We use cookies. Read the Privacy and Cookie Policy

«Я не понимаю, что вас удивляет!»

— Я не понимаю, что вас удивляет? — в третий раз повторял Слоним. — Что необыкновенного в моем сообщении? Кошка ничем не отличалась от многих других. Мы вывели ей наружу проток слюнной железы, и все это увидели своими глазами…

Быков покачал головой и, не глядя на помощника, спросил:

— Зачем это, Абрам Данилович, понадобилось вам?
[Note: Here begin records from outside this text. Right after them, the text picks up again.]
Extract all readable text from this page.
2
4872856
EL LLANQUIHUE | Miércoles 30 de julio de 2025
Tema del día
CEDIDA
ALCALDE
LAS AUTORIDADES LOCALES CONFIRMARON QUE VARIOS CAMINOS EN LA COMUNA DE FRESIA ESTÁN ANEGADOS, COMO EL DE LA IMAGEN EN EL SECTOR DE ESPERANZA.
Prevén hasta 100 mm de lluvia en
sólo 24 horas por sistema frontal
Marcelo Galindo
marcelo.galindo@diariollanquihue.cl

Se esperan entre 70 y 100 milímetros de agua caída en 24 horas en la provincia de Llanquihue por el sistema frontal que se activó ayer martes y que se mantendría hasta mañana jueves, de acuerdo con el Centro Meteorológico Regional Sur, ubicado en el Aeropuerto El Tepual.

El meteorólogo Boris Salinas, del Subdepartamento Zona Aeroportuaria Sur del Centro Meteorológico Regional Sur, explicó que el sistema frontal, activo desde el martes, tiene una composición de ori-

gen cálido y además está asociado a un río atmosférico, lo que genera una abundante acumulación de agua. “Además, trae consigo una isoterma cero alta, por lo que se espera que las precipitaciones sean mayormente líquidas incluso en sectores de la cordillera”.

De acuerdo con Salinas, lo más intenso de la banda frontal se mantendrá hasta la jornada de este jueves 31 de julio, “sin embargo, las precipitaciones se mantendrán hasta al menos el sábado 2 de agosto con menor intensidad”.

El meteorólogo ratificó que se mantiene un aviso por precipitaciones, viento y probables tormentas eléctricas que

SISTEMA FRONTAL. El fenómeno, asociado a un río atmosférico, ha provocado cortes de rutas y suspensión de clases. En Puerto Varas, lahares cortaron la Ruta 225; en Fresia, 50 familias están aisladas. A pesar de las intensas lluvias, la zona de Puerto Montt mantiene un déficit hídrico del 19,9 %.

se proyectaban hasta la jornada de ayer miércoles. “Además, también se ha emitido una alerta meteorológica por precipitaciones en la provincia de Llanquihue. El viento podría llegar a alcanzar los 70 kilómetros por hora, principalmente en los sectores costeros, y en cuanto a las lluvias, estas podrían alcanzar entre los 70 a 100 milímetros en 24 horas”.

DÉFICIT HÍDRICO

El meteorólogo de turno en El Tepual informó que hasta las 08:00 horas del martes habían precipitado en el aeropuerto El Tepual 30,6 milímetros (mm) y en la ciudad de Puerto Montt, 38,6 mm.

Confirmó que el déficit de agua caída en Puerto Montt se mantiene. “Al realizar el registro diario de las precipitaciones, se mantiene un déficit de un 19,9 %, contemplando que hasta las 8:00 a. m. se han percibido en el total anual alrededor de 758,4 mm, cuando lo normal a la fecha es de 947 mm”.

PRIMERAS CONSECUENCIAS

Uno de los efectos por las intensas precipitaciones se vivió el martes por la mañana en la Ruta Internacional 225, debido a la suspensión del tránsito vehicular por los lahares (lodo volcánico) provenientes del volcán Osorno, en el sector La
На лице Слонима отразилось страдание. Он пожал плечами, наморщил лоб и наконец улыбнулся:

— Вся моя работа, Константин Михайлович, преследует единственную цель: выяснить зависимость физиологической функции животного от его способа добывания пищи. Я делаю это давно и не без вашего ведома… Я в толк не возьму, как могли вы, такой тонкий наблюдатель, ученый с редким чутьем и опытом, не оценить наши факты. Подумайте только: мы показываем кошке молоко — слюны нет, суем ей под нос колбасу — никаких перемен. Заметьте, она этой колбасой интересуется, бросается на нее, а слюны не дает. Мы уступаем. Желанная пища в лапах у нее, а железа точно мертвая — молчит… Кошке позволили съесть колбасу, и тогда лишь появилась слюна. Какая несообразность! Ведь собаке достаточно показать крошку хлеба, чтобы в склянку побежала слюна.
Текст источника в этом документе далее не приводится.